The continued sluggish economic recovery is causing the Fed to consider policy changes designed to better stimulate the economy. The Fed’s Open Market Committee discussed several scenarios at its Oct. 29-30 meeting, including cutting the 0%-0.25% rate the Fed currently pays banks and credit unions on the $2.5 trillion in financial institution reserves being held at the Fed.
Several banks already have indicated that if the rate is cut, they may start charging depositors to cover the cost of deposit insurance federal regulators charge them. Some credit union economists argue that a “negative interest” scenario likely will not happen and, even if it does, the impact on many institutions will be limited to nonexistent.
“Talk of cutting the reserve rate has been around for a couple of years and it pops up every now then,” said Dwight Johnston, chief economist for the California and Nevada Credit Union Leagues in Ontario, Calif.
Johnston believes such a change, if it ever occurs, would be a long time coming. “If the Fed does act on it, I don’t see it having a huge impact on credit unions because big money center banks would be the first to test the waters.”
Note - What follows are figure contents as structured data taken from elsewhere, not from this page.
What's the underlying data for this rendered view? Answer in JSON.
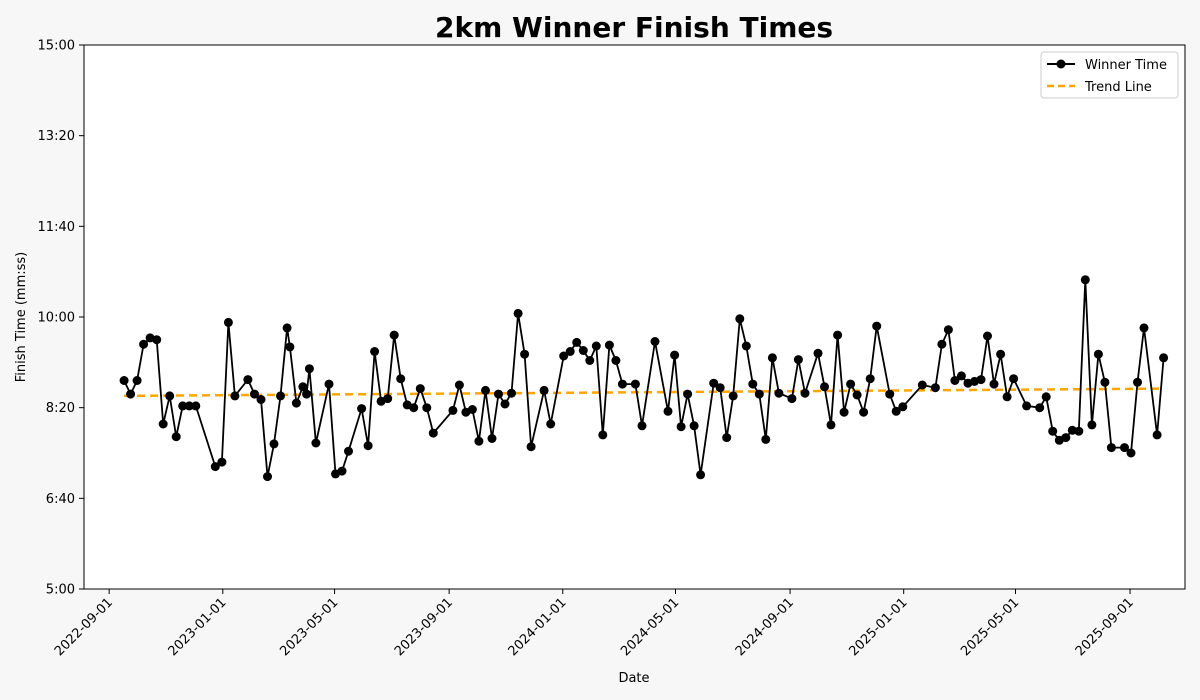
{
  "chart_data": {
    "type": "line",
    "title": "2km Winner Finish Times",
    "xlabel": "Date",
    "ylabel": "Finish Time (mm:ss)",
    "x_ticks": [
      "2022-09-01",
      "2023-01-01",
      "2023-05-01",
      "2023-09-01",
      "2024-01-01",
      "2024-05-01",
      "2024-09-01",
      "2025-01-01",
      "2025-05-01",
      "2025-09-01"
    ],
    "y_ticks": [
      "5:00",
      "6:40",
      "8:20",
      "10:00",
      "11:40",
      "13:20",
      "15:00"
    ],
    "ylim_seconds": [
      300,
      900
    ],
    "xlim": [
      "2022-08-05",
      "2025-10-30"
    ],
    "grid": false,
    "legend_position": "top-right",
    "series": [
      {
        "name": "Winner Time",
        "color": "#000000",
        "marker": "circle",
        "points": [
          [
            "2022-09-17",
            530
          ],
          [
            "2022-09-24",
            515
          ],
          [
            "2022-10-01",
            530
          ],
          [
            "2022-10-08",
            570
          ],
          [
            "2022-10-15",
            577
          ],
          [
            "2022-10-22",
            575
          ],
          [
            "2022-10-29",
            482
          ],
          [
            "2022-11-05",
            513
          ],
          [
            "2022-11-12",
            468
          ],
          [
            "2022-11-19",
            502
          ],
          [
            "2022-11-26",
            502
          ],
          [
            "2022-12-03",
            502
          ],
          [
            "2022-12-24",
            435
          ],
          [
            "2022-12-31",
            440
          ],
          [
            "2023-01-07",
            594
          ],
          [
            "2023-01-14",
            513
          ],
          [
            "2023-01-28",
            531
          ],
          [
            "2023-02-04",
            515
          ],
          [
            "2023-02-11",
            509
          ],
          [
            "2023-02-18",
            424
          ],
          [
            "2023-02-25",
            460
          ],
          [
            "2023-03-04",
            513
          ],
          [
            "2023-03-11",
            588
          ],
          [
            "2023-03-14",
            567
          ],
          [
            "2023-03-21",
            505
          ],
          [
            "2023-03-28",
            523
          ],
          [
            "2023-04-01",
            515
          ],
          [
            "2023-04-04",
            543
          ],
          [
            "2023-04-11",
            461
          ],
          [
            "2023-04-25",
            526
          ],
          [
            "2023-05-02",
            427
          ],
          [
            "2023-05-09",
            430
          ],
          [
            "2023-05-16",
            452
          ],
          [
            "2023-05-30",
            499
          ],
          [
            "2023-06-06",
            458
          ],
          [
            "2023-06-13",
            562
          ],
          [
            "2023-06-20",
            507
          ],
          [
            "2023-06-27",
            510
          ],
          [
            "2023-07-04",
            580
          ],
          [
            "2023-07-11",
            532
          ],
          [
            "2023-07-18",
            503
          ],
          [
            "2023-07-25",
            500
          ],
          [
            "2023-08-01",
            521
          ],
          [
            "2023-08-08",
            500
          ],
          [
            "2023-08-15",
            472
          ],
          [
            "2023-09-05",
            497
          ],
          [
            "2023-09-12",
            525
          ],
          [
            "2023-09-19",
            495
          ],
          [
            "2023-09-26",
            498
          ],
          [
            "2023-10-03",
            463
          ],
          [
            "2023-10-10",
            519
          ],
          [
            "2023-10-17",
            466
          ],
          [
            "2023-10-24",
            515
          ],
          [
            "2023-10-31",
            504
          ],
          [
            "2023-11-07",
            516
          ],
          [
            "2023-11-14",
            604
          ],
          [
            "2023-11-21",
            559
          ],
          [
            "2023-11-28",
            457
          ],
          [
            "2023-12-12",
            519
          ],
          [
            "2023-12-19",
            482
          ],
          [
            "2024-01-02",
            557
          ],
          [
            "2024-01-09",
            562
          ],
          [
            "2024-01-16",
            572
          ],
          [
            "2024-01-23",
            563
          ],
          [
            "2024-01-30",
            552
          ],
          [
            "2024-02-06",
            568
          ],
          [
            "2024-02-13",
            470
          ],
          [
            "2024-02-20",
            569
          ],
          [
            "2024-02-27",
            552
          ],
          [
            "2024-03-05",
            526
          ],
          [
            "2024-03-19",
            526
          ],
          [
            "2024-03-26",
            480
          ],
          [
            "2024-04-09",
            573
          ],
          [
            "2024-04-23",
            496
          ],
          [
            "2024-04-30",
            558
          ],
          [
            "2024-05-07",
            479
          ],
          [
            "2024-05-14",
            515
          ],
          [
            "2024-05-21",
            480
          ],
          [
            "2024-05-28",
            426
          ],
          [
            "2024-06-11",
            527
          ],
          [
            "2024-06-18",
            522
          ],
          [
            "2024-06-25",
            467
          ],
          [
            "2024-07-02",
            513
          ],
          [
            "2024-07-09",
            598
          ],
          [
            "2024-07-16",
            568
          ],
          [
            "2024-07-23",
            526
          ],
          [
            "2024-07-30",
            515
          ],
          [
            "2024-08-06",
            465
          ],
          [
            "2024-08-13",
            555
          ],
          [
            "2024-08-20",
            516
          ],
          [
            "2024-09-03",
            510
          ],
          [
            "2024-09-10",
            553
          ],
          [
            "2024-09-17",
            516
          ],
          [
            "2024-10-01",
            560
          ],
          [
            "2024-10-08",
            523
          ],
          [
            "2024-10-15",
            481
          ],
          [
            "2024-10-22",
            580
          ],
          [
            "2024-10-29",
            495
          ],
          [
            "2024-11-05",
            526
          ],
          [
            "2024-11-12",
            514
          ],
          [
            "2024-11-19",
            495
          ],
          [
            "2024-11-26",
            532
          ],
          [
            "2024-12-03",
            590
          ],
          [
            "2024-12-17",
            515
          ],
          [
            "2024-12-24",
            496
          ],
          [
            "2024-12-31",
            501
          ],
          [
            "2025-01-21",
            525
          ],
          [
            "2025-02-04",
            522
          ],
          [
            "2025-02-11",
            570
          ],
          [
            "2025-02-18",
            586
          ],
          [
            "2025-02-25",
            530
          ],
          [
            "2025-03-04",
            535
          ],
          [
            "2025-03-11",
            527
          ],
          [
            "2025-03-18",
            529
          ],
          [
            "2025-03-25",
            531
          ],
          [
            "2025-04-01",
            579
          ],
          [
            "2025-04-08",
            526
          ],
          [
            "2025-04-15",
            559
          ],
          [
            "2025-04-22",
            512
          ],
          [
            "2025-04-29",
            532
          ],
          [
            "2025-05-13",
            502
          ],
          [
            "2025-05-27",
            500
          ],
          [
            "2025-06-03",
            512
          ],
          [
            "2025-06-10",
            474
          ],
          [
            "2025-06-17",
            464
          ],
          [
            "2025-06-24",
            467
          ],
          [
            "2025-07-01",
            475
          ],
          [
            "2025-07-08",
            474
          ],
          [
            "2025-07-15",
            641
          ],
          [
            "2025-07-22",
            481
          ],
          [
            "2025-07-29",
            559
          ],
          [
            "2025-08-05",
            528
          ],
          [
            "2025-08-12",
            456
          ],
          [
            "2025-08-26",
            456
          ],
          [
            "2025-09-02",
            450
          ],
          [
            "2025-09-09",
            528
          ],
          [
            "2025-09-16",
            588
          ],
          [
            "2025-09-30",
            470
          ],
          [
            "2025-10-07",
            555
          ]
        ]
      },
      {
        "name": "Trend Line",
        "color": "#ffa500",
        "style": "dashed",
        "points": [
          [
            "2022-09-17",
            513
          ],
          [
            "2025-10-07",
            521
          ]
        ]
      }
    ]
  }
}
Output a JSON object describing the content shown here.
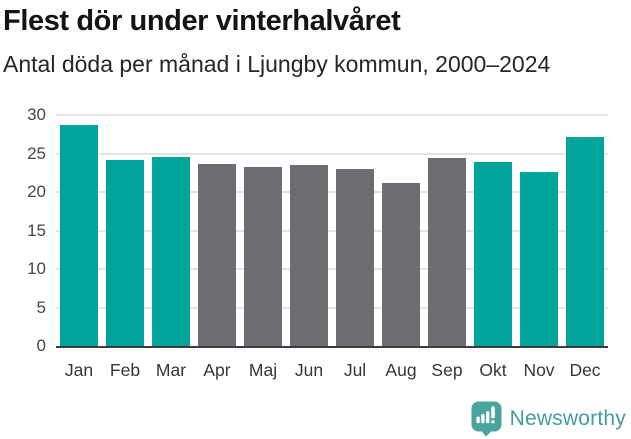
{
  "header": {
    "title": "Flest dör under vinterhalvåret",
    "subtitle": "Antal döda per månad i Ljungby kommun, 2000–2024"
  },
  "chart_data": {
    "type": "bar",
    "title": "Flest dör under vinterhalvåret",
    "subtitle": "Antal döda per månad i Ljungby kommun, 2000–2024",
    "categories": [
      "Jan",
      "Feb",
      "Mar",
      "Apr",
      "Maj",
      "Jun",
      "Jul",
      "Aug",
      "Sep",
      "Okt",
      "Nov",
      "Dec"
    ],
    "values": [
      28.7,
      24.2,
      24.6,
      23.7,
      23.3,
      23.5,
      23.0,
      21.2,
      24.4,
      23.9,
      22.6,
      27.1
    ],
    "bar_color_keys": [
      "winter",
      "winter",
      "winter",
      "summer",
      "summer",
      "summer",
      "summer",
      "summer",
      "summer",
      "winter",
      "winter",
      "winter"
    ],
    "palette": {
      "winter": "#00a49b",
      "summer": "#6c6c71"
    },
    "xlabel": "",
    "ylabel": "",
    "ylim": [
      0,
      30
    ],
    "y_ticks": [
      0,
      5,
      10,
      15,
      20,
      25,
      30
    ],
    "grid": true,
    "legend": false,
    "gridline_color": "#e4e4e4",
    "axis_line_color": "#3c3c3c"
  },
  "footer": {
    "brand": "Newsworthy",
    "brand_color": "#419e9b",
    "logo_icon": "bar-chart-speech-bubble-icon",
    "logo_color": "#4aa5a0"
  }
}
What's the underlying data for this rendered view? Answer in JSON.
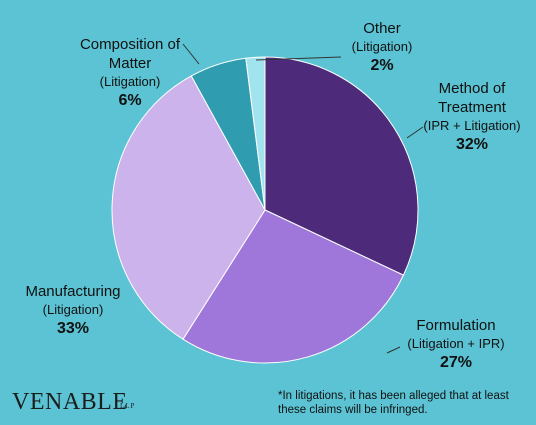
{
  "chart_data": {
    "type": "pie",
    "slices": [
      {
        "name": "Method of Treatment",
        "qualifier": "(IPR + Litigation)",
        "value": 32,
        "label": "32%",
        "color": "#4D2A7A"
      },
      {
        "name": "Formulation",
        "qualifier": "(Litigation + IPR)",
        "value": 27,
        "label": "27%",
        "color": "#9F77DA"
      },
      {
        "name": "Manufacturing",
        "qualifier": "(Litigation)",
        "value": 33,
        "label": "33%",
        "color": "#CCB3EC"
      },
      {
        "name": "Composition of Matter",
        "qualifier": "(Litigation)",
        "value": 6,
        "label": "6%",
        "color": "#2F9CAF"
      },
      {
        "name": "Other",
        "qualifier": "(Litigation)",
        "value": 2,
        "label": "2%",
        "color": "#A2E4EE"
      }
    ],
    "label_lines": {
      "method": [
        "Method of",
        "Treatment"
      ],
      "formulation": [
        "Formulation"
      ],
      "manufacturing": [
        "Manufacturing"
      ],
      "composition": [
        "Composition of",
        "Matter"
      ],
      "other": [
        "Other"
      ]
    }
  },
  "logo": {
    "text": "VENABLE",
    "suffix": "LLP"
  },
  "footnote": "*In litigations, it has been alleged that at least these claims will be infringed."
}
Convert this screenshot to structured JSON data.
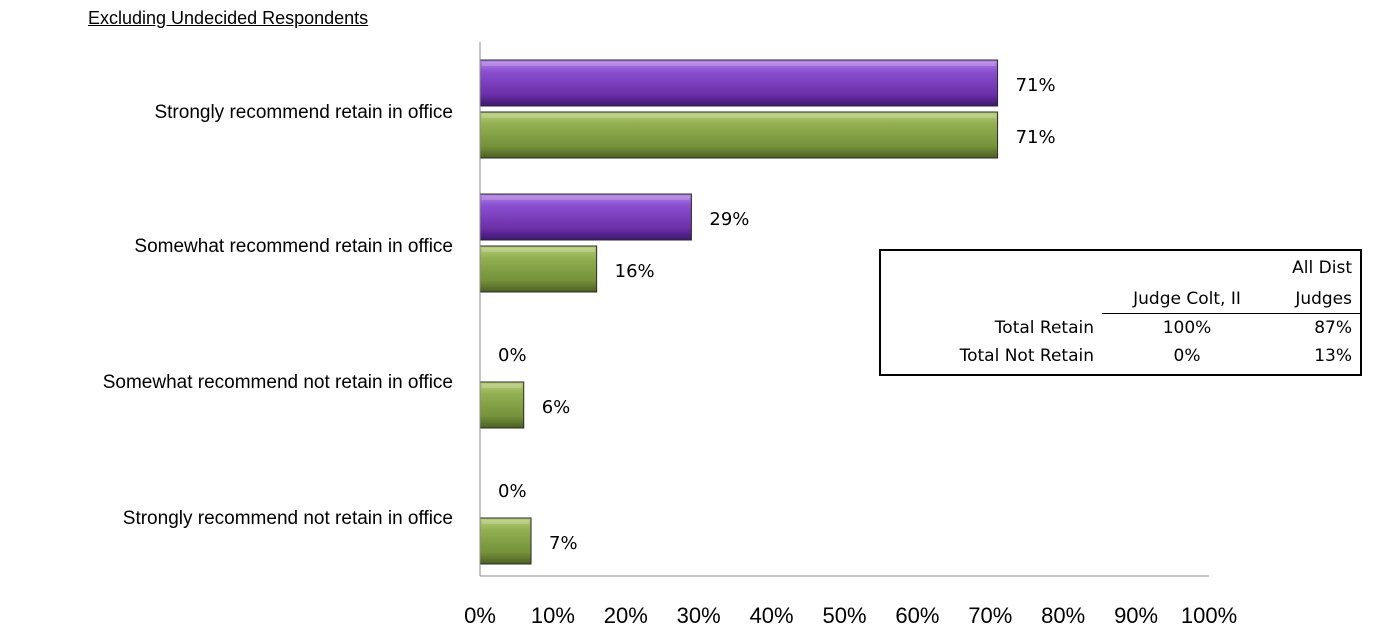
{
  "chart_data": {
    "type": "bar",
    "orientation": "horizontal",
    "subtitle": "Excluding Undecided Respondents",
    "categories": [
      "Strongly recommend retain in office",
      "Somewhat recommend retain in office",
      "Somewhat recommend not retain in office",
      "Strongly recommend not retain in office"
    ],
    "series": [
      {
        "color": "#7b3fb8",
        "values": [
          71,
          29,
          0,
          0
        ]
      },
      {
        "color": "#7f9a3c",
        "values": [
          71,
          16,
          6,
          7
        ]
      }
    ],
    "value_format": "percent",
    "xlim": [
      0,
      100
    ],
    "xticks": [
      "0%",
      "10%",
      "20%",
      "30%",
      "40%",
      "50%",
      "60%",
      "70%",
      "80%",
      "90%",
      "100%"
    ],
    "grid": false,
    "legend": "none"
  },
  "summary_table": {
    "header_top": [
      "",
      "",
      "All Dist"
    ],
    "header_bottom": [
      "",
      "Judge Colt, II",
      "Judges"
    ],
    "rows": [
      [
        "Total Retain",
        "100%",
        "87%"
      ],
      [
        "Total Not Retain",
        "0%",
        "13%"
      ]
    ]
  }
}
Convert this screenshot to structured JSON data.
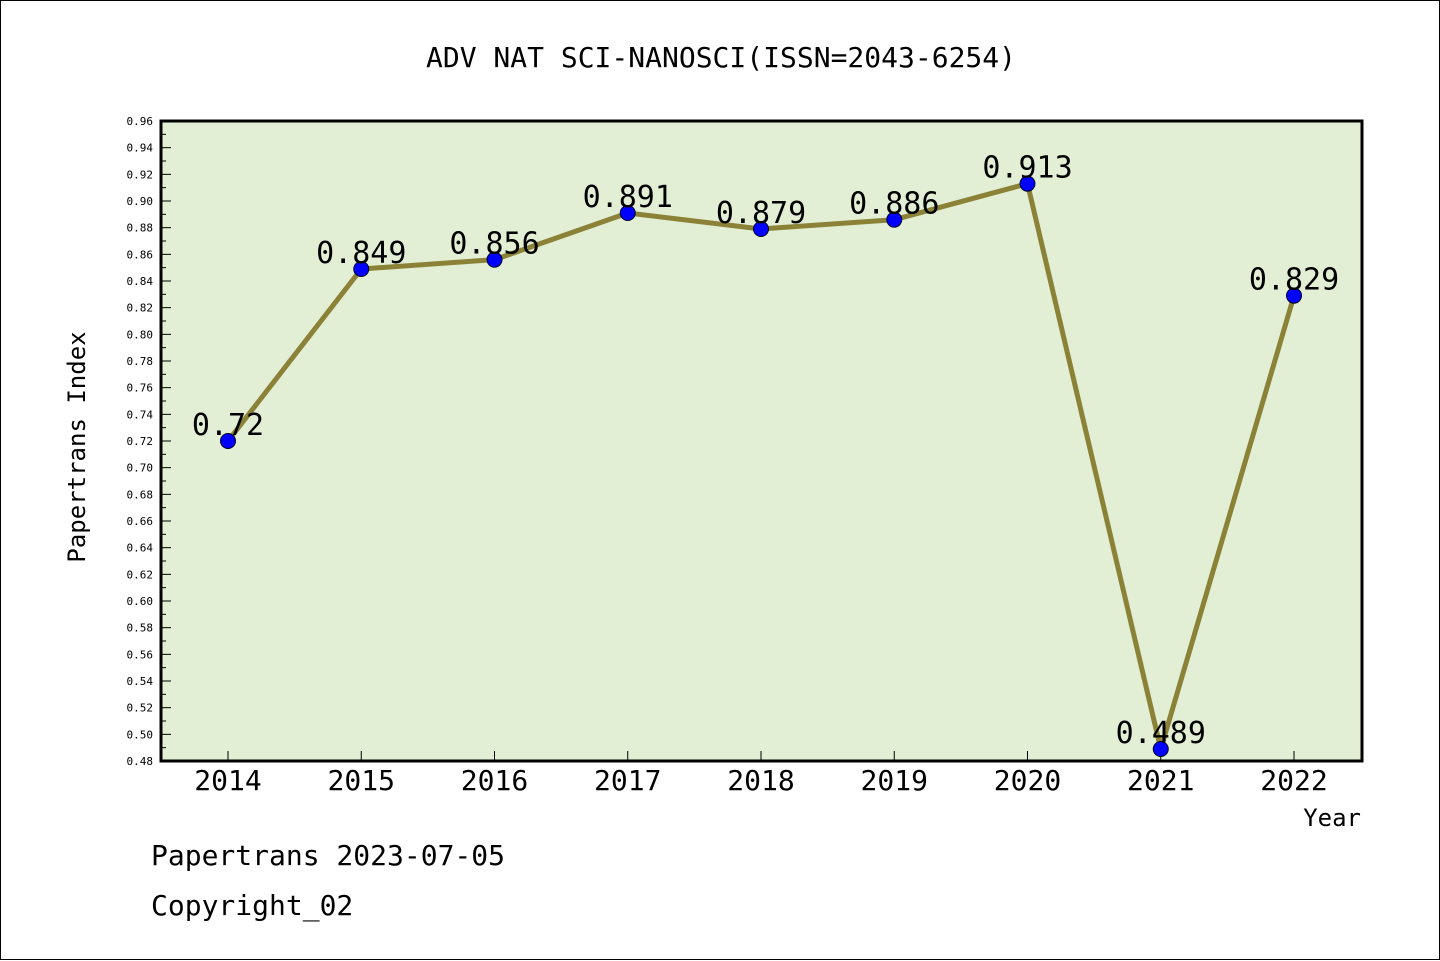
{
  "chart_data": {
    "type": "line",
    "title": "ADV NAT SCI-NANOSCI(ISSN=2043-6254)",
    "xlabel": "Year",
    "ylabel": "Papertrans Index",
    "categories": [
      "2014",
      "2015",
      "2016",
      "2017",
      "2018",
      "2019",
      "2020",
      "2021",
      "2022"
    ],
    "series": [
      {
        "values": [
          0.72,
          0.849,
          0.856,
          0.891,
          0.879,
          0.886,
          0.913,
          0.489,
          0.829
        ],
        "data_labels": [
          "0.72",
          "0.849",
          "0.856",
          "0.891",
          "0.879",
          "0.886",
          "0.913",
          "0.489",
          "0.829"
        ]
      }
    ],
    "ylim": [
      0.48,
      0.96
    ],
    "ytick_step": 0.02,
    "ytick_labels": [
      "0.48",
      "0.50",
      "0.52",
      "0.54",
      "0.56",
      "0.58",
      "0.60",
      "0.62",
      "0.64",
      "0.66",
      "0.68",
      "0.70",
      "0.72",
      "0.74",
      "0.76",
      "0.78",
      "0.80",
      "0.82",
      "0.84",
      "0.86",
      "0.88",
      "0.90",
      "0.92",
      "0.94",
      "0.96"
    ],
    "grid": false,
    "colors": {
      "plot_background": "#e2efd4",
      "line": "#8b8238",
      "marker": "#0000ff"
    }
  },
  "footer": {
    "date_line": "Papertrans 2023-07-05",
    "copyright_line": "Copyright_02"
  }
}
Credit unions with strong loan programs could withstand a cut in Fed rates without having to charge depositors a fee, since they would be able to make up the difference from loan revenues, Johnston said.
Small cash-heavy credit unions, on the other hand, might consider reducing deposits by charging for them as an effective strategy to curb the wrong type of financial growth, the league economist said.
“A credit union’s response will depend totally on its balance sheet, ” Johnston said. “You can’t shrink your way to long-term growth, but you can do so from time to time to preserve your capital and increase net earnings.”
Many don’t think the Fed has any intention of cutting rates to stimulate growth. In fact, such a move would be detrimental to the overall market and consideration of it little more than sabre rattling by an agency charged with stimulating economic growth, according to Brian Turner, director and chief strategist for Catalyst Strategic Solutions, part of Catalyst Corporate Federal Credit Union in Plano, Texas.
“The problem the Fed has is that economic growth, especially consumer spending behavior, is not rate-sensitive,” Turner said. “Members continue to suffer job insecurity and have been curtailing their spending, particularly on big-ticket items such as cars, homes and appliances, all items to which credit unions extend financing,”
The final verdict on this and other potential measures may be discussed at the Fed’s upcoming meeting Dec. 17-18. Until that time, experts can only speculate on how the Fed’s next steps will affect their institutions.